In other words, no boots appropriate for slogging through a fifty-foot stretch of mud. No casual clothes more suited for approaching a small child. No sweater to protect her arms from the raw chill. She could try the windbreaker, but given the subject’s reported dislike of law enforcement, it probably wasn’t best to arrive in a jacket emblazoned FBI.
Nope, she was overdressed in nice slacks, nice shirt, and a positively killer pair of heels. And now she was going to suffer. God, you had to love this job.
She opened the door of her rental car and stepped out into the muddy driveway. Her heel promptly sank down two inches. She pulled it out, and the mud made a giant sucking sound.
She tried a second step, hell-bent on her efforts, and nearly jumped out of her skin when a voice suddenly spoke from the woods.
“Those shoes are pretty.”
Kimberly turned toward the sound, precariously balanced with one foot sunken forward, one foot sunken back. She saw a young boy peering at her from beneath a towering fir tree. He had large brown eyes, nearly too big for his face.
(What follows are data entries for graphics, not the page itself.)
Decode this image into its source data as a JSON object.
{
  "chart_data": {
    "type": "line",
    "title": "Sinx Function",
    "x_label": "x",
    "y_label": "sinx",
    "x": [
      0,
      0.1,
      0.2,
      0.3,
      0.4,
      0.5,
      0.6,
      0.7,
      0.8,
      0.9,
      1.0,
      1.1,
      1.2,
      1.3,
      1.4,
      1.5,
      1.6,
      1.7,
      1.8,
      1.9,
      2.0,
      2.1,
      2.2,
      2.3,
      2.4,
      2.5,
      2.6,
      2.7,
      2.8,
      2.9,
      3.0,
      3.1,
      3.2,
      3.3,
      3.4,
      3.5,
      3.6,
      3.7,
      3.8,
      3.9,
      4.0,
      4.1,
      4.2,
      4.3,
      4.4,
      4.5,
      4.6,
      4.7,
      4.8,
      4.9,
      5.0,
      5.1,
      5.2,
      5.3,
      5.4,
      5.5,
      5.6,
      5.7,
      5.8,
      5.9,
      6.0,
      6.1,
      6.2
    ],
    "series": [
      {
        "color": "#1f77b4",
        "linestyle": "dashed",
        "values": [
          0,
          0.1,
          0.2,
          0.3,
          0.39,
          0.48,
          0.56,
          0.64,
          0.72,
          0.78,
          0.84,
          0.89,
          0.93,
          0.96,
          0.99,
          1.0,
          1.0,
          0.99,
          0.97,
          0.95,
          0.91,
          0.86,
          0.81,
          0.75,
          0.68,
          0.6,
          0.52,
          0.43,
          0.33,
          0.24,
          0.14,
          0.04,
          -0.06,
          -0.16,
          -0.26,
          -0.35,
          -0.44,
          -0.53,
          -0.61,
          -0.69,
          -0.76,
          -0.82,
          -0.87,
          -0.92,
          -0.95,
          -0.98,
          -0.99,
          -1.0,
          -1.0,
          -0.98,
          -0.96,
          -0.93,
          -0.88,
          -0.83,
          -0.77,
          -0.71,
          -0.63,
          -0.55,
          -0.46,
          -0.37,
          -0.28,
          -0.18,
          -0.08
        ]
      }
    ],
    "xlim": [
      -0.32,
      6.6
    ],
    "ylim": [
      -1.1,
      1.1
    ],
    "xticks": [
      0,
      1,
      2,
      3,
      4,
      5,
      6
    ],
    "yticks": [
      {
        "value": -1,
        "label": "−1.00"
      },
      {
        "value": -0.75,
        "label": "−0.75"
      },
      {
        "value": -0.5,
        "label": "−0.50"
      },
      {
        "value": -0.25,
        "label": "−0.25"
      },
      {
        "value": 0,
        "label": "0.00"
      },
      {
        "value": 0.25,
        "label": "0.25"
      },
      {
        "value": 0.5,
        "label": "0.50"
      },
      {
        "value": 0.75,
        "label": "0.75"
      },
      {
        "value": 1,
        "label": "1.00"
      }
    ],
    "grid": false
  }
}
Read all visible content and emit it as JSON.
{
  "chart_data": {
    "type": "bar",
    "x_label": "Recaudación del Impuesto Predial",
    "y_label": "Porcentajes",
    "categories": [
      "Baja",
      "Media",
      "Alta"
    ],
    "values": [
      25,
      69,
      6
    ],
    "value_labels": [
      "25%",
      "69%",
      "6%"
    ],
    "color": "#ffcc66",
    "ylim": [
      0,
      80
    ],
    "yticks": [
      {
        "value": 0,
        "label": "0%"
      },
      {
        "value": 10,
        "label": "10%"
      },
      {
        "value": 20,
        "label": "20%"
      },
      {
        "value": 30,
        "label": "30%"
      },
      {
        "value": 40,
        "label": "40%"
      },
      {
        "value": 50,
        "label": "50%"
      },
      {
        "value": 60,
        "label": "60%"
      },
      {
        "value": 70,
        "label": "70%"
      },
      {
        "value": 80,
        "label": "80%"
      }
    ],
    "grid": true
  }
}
The rest of him was thin and scrawny, his blue sweatshirt and mud-splattered jeans nearly hanging off his frame.
At her look, he shoved his hands into his pockets and hunched his shoulders. He’d obviously been outside awhile. His sweatshirt appeared soaked, his wet hair formed dark spikes against his forehead. He had a smear of mud across one cheek and pine needles stuck to his clothes. He didn’t seem to notice, however, just kept staring at her.
“These shoes,” Kimberly said at last, “ are pretty. Pretty worthless.” She grimaced, pulled up her front foot a second time, and earned a fresh round of protest from the muck. Screw it. She slid off both shoes, dangling them from her hand, and proceeded toward the boy barefoot. The mud oozed between her toes, kind of reminding her of this one time in Virginia… Best not to think of it.